New Hat 1/32 (1 Viewer)

Personally I think part of the problem of low sales and dropping interest were the introduction of minor German allies - It's okay for convertors but for collectors who just want to use ready made figures the choice becomes limited.
I think Hat should have brought out British Grenadier and Flank and line figures, as well as Highlanders and Highland Light Infantry - then Austrians rather than Bavarians, et al
Apart from Airfix reissues there's no decent Brits other than Rifle Brigade available (Italeri and AIP)
 
I think HaT 1/32 Napoleonic figures and the new 7 years war figures (great AWI Hessians) are great. I have all of them. I agree the Russians and maybe the Landwehr were not as good as the earlier sets. All of my Landwehr figures have mold smearing on the front of the figures. I made them aware and HaT is looking into it.

I would love to see HaT get into 1/32 WWI figures. I would love to have a decent WWI playset with trenches, and Germans, French, British, Americans, Russians, Ottoman, Austro-Hungarian sets, both mounted and foot and artillery along with Weston WWI tanks. Their 1/72 WWI sets look great. This is one historical period I have been holding out for for some time. No one has come forward with a decent variety of figures in plastic for this genre. AIP are too stiff in pose, lack scaling balance, and detail. I think they look like the old metal toy soldiers done in plastic. If they would go the sculpting route of their recent Rogers Rangers/French/Indians it would be a step in the right direction. Emhar had four decent sets but disappeared. Waterloo 1815 made some nice WWI Italians, but whom would they fight?
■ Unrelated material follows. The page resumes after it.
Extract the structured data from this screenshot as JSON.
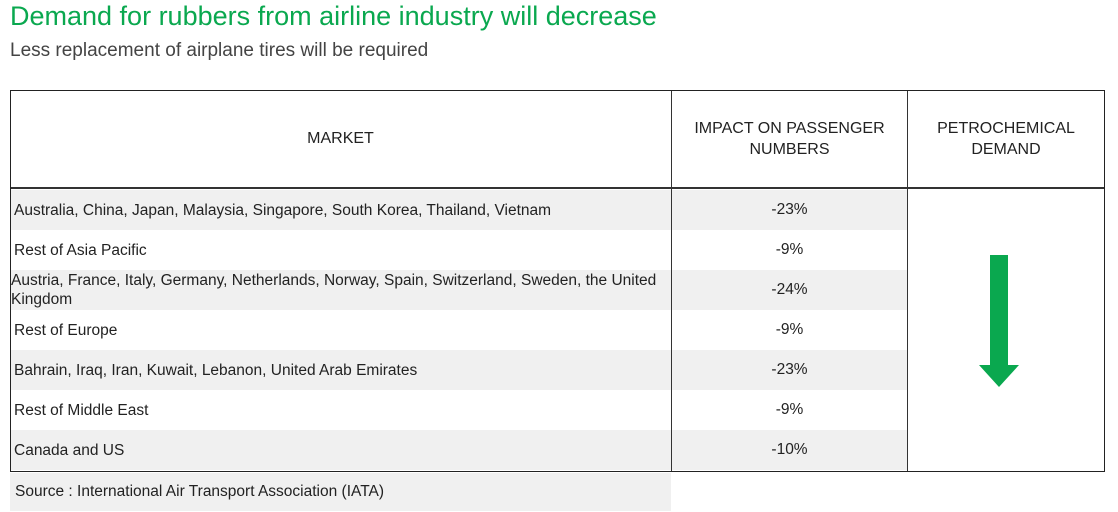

I don't understand why internationally WWI plastics would not go over well as a theme. Napoleonics do well and that is not a US historical war. Can someone explain why this is so?

I also would like to see some 1/32 WWII Finns and Hungarians in plastic too, by anyone.

I have always wished all plastic manufacturers would officially combine resources and share production to produce historical figures. I.E. one do Germans, one do Americans, or one do artillery and one do cavalry. Also, do poles to generate data to support making figures, do preorders, and then go to production when enough preorders are collected, kinda like multiman publishing and wargames.


But who handed me the mike.........................
 
It's surprising to me that there are numberous small WW I reenacting groups in Europe. The most colorful are in Eastern Europe and Russia and tend to be early war with lots of color and ethnic details to their uniforms. In plastic the western front could have more colorful units early in the war like the cavalry and infantry before the helmet was issued. I agree this your statement about AIP WW I figures but I do have a good number of 1918 Germans and US infantry. They have conversion possibilities.
 
Trying to get plastic manufacturers to work together and compliment each others ranges is like herding cats....
(Conte's 7 foot tall Mexican Infantry)
 
WW1 would be good fit for Hat...I would buy them as long as they were half decent sculps!
Starting with French,British and Germans would be the way to go.

Napoleonic Russians did buy a box and at first i thought were ok :rolleyes2:
But they do have that cheap Hong Kong knock off look about them!
 
Trying to get plastic manufacturers to work together and compliment each others ranges is like herding cats....
(Conte's 7 foot tall Mexican Infantry)

Careful...someone may be reading this. (Big Winkie!)
 
Maybe I should hang onto my AIP Russians and those now unobtainable "March of the Wooden Soldiers" Russians (Austerlitz era I think) that came from Russia a few years ago. I have about 40 or more of them.